Ia pun berharap proses seleksi pimpinan KPK berjalan bersih sehingga menghasilkan pemimpin KPK yang berintegritas dan independen.
”Ini memang akan menjadi titik yang rawan tahun ini. Rawan bagi nasib pemberantasan korupsi ke depan jika proses seleksi ini gagal memilih orang yang tepat,” ujar Febri.
Sementara Donal Fariz dari ICW mengingatkan agar pansel tetap fokus menjaring calon pimpinan dengan mempertimbangkan rekam jejaknya dalam gerakan antikorupsi. Isu lain, seperti terorisme, lanjut Donal, bukan menjadi fokus utama sehingga harus dipahami pansel. Ia juga mengimbau kepada institusi yang ingin mengirimkan jajarannya, seperti kepolisian dan kejaksaan, agar tak menyodorkan calon yang bermasalah dan terafiliasi dengan pihak yang memiliki kepentingan untuk melemahkan KPK.
Mengutip laman media South China Morning Post di alamat scmp.com, tercantum frase ”Misi yang Hampir Mustahil” untuk menggambarkan tugas yang dipercayakan kepada Sir Jack Cater sebagai komisioner pertama Independent Commission Against Corruption (ICAC) Hong Kong pada tahun 1974.
Cater disebut sebagai sosok yang punya prinsip teguh, standar moral ketat, dan keyakinan kuat pada keadilan sosial. Praktik korupsi dalam sektor publik di Hong Kong pada tahun 1960-an dan 1970-an, sebagaimana dikutip dari laman resmi icac.org.hk, disebut merajalela. Misalnya saja, kru ambulan disebut akan menuntut diberikan ”uang teh” sebelum menjemput orang sakit.
Di laman tersebut juga dituliskan bahwa korupsi juga telah menjadi persoalan serius di satuan kepolisian. Pada saat itu, hukum dan ketertiban berada di bawah ancaman. Konflik dengan institusi kepolisian di masa-masa awal ICAC juga cenderung terjadi. Mirip dengan KPK saat ini.
Namun ternyata, ”misi yang hampir mustahil” pada saat awal ICAC didirikan itu mampu dilakukan. Saat ini Hong Kong memiliki indeks persepsi korupsi yang cukup memuaskan.

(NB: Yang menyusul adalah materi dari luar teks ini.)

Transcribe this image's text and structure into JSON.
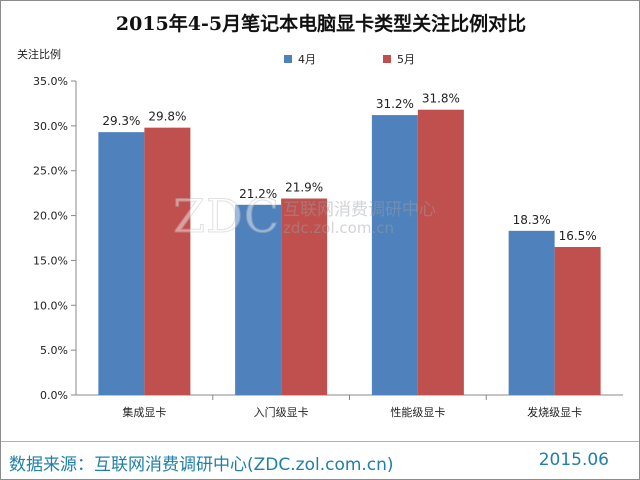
{
  "chart_data": {
    "type": "bar",
    "title": "2015年4-5月笔记本电脑显卡类型关注比例对比",
    "ylabel": "关注比例",
    "xlabel": "",
    "categories": [
      "集成显卡",
      "入门级显卡",
      "性能级显卡",
      "发烧级显卡"
    ],
    "series": [
      {
        "name": "4月",
        "color": "#4f81bd",
        "values": [
          29.3,
          21.2,
          31.2,
          18.3
        ],
        "labels": [
          "29.3%",
          "21.2%",
          "31.2%",
          "18.3%"
        ]
      },
      {
        "name": "5月",
        "color": "#c0504d",
        "values": [
          29.8,
          21.9,
          31.8,
          16.5
        ],
        "labels": [
          "29.8%",
          "21.9%",
          "31.8%",
          "16.5%"
        ]
      }
    ],
    "ylim": [
      0,
      35
    ],
    "yticks": [
      0,
      5,
      10,
      15,
      20,
      25,
      30,
      35
    ],
    "ytick_labels": [
      "0.0%",
      "5.0%",
      "10.0%",
      "15.0%",
      "20.0%",
      "25.0%",
      "30.0%",
      "35.0%"
    ],
    "grid": false,
    "legend_position": "top-right"
  },
  "watermark": {
    "logo": "ZDC",
    "name": "互联网消费调研中心",
    "url": "zdc.zol.com.cn"
  },
  "footer": {
    "source": "数据来源：互联网消费调研中心(ZDC.zol.com.cn)",
    "date": "2015.06"
  }
}
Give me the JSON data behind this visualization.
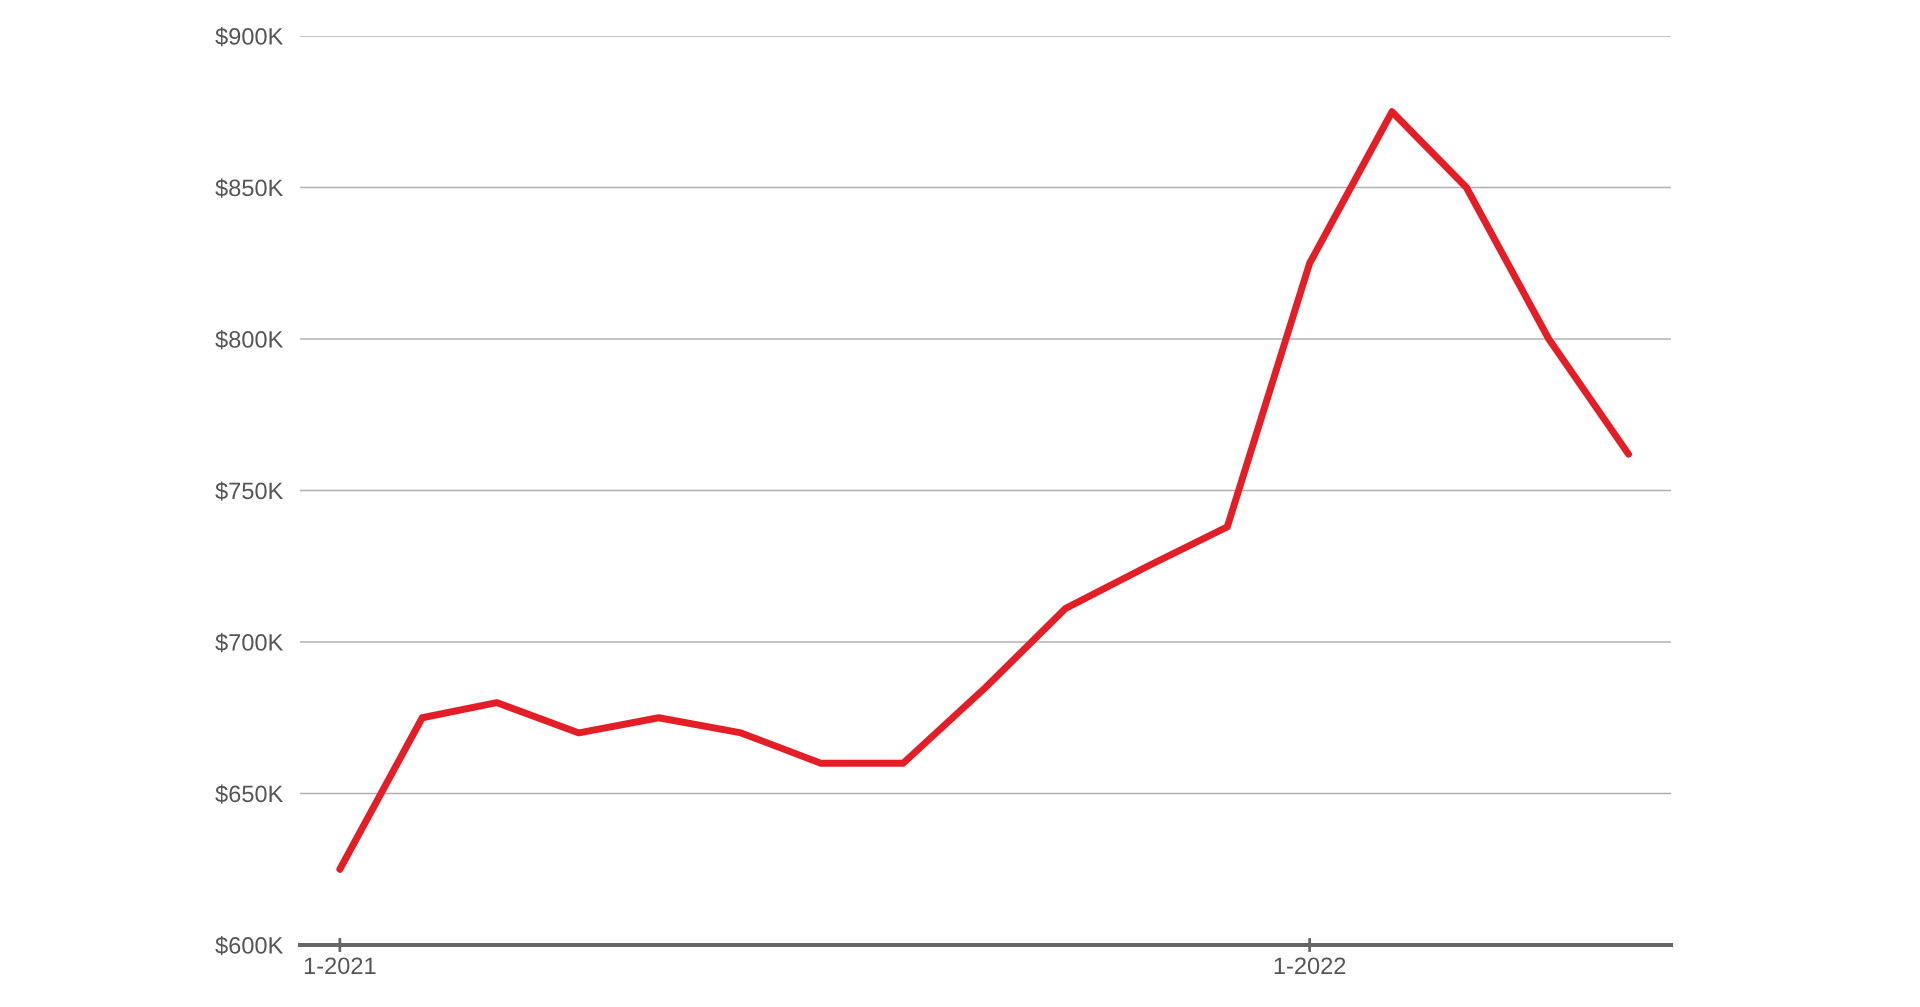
{
  "chart_data": {
    "type": "line",
    "x": [
      "2021-01",
      "2021-02",
      "2021-03",
      "2021-04",
      "2021-05",
      "2021-06",
      "2021-07",
      "2021-08",
      "2021-09",
      "2021-10",
      "2021-11",
      "2021-12",
      "2022-01",
      "2022-02",
      "2022-03",
      "2022-04",
      "2022-05"
    ],
    "series": [
      {
        "color": "#e41e26",
        "values": [
          625000,
          675000,
          680000,
          670000,
          675000,
          670000,
          660000,
          660000,
          685000,
          711000,
          725000,
          738000,
          825000,
          875000,
          850000,
          800000,
          762000
        ]
      }
    ],
    "xlim": [
      "2020-12-17",
      "2022-05-17"
    ],
    "xticks": [
      {
        "value": "2021-01",
        "label": "1-2021"
      },
      {
        "value": "2022-01",
        "label": "1-2022"
      }
    ],
    "ylim": [
      600000,
      900000
    ],
    "yticks": [
      {
        "value": 600000,
        "label": "$600K"
      },
      {
        "value": 650000,
        "label": "$650K"
      },
      {
        "value": 700000,
        "label": "$700K"
      },
      {
        "value": 750000,
        "label": "$750K"
      },
      {
        "value": 800000,
        "label": "$800K"
      },
      {
        "value": 850000,
        "label": "$850K"
      },
      {
        "value": 900000,
        "label": "$900K"
      }
    ],
    "grid": "y",
    "legend": false,
    "marker": "none",
    "line_style": "solid"
  }
}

Pada 2018, Hong Kong di peringkat ke-14 dari 180 negara dengan indeks 76. Indonesia sendiri menduduki posisi ke-89 dengan indeks 38. Padahal, target dalam empat tahun ini, IPK Indonesia dapat melampaui skor 40.
Ya, rasanya tak mustahil melihat perjalanan Hong Kong yang jatuh bangun selama 65 tahun memberantas korupsi. Namun, apakah harapan Indonesia untuk bebas korupsi harus terperangkap dalam kotak pandora atau menunggu lebih dari setengah abad? Kinerja pansel pun dinanti. Jangan kecewakan kami!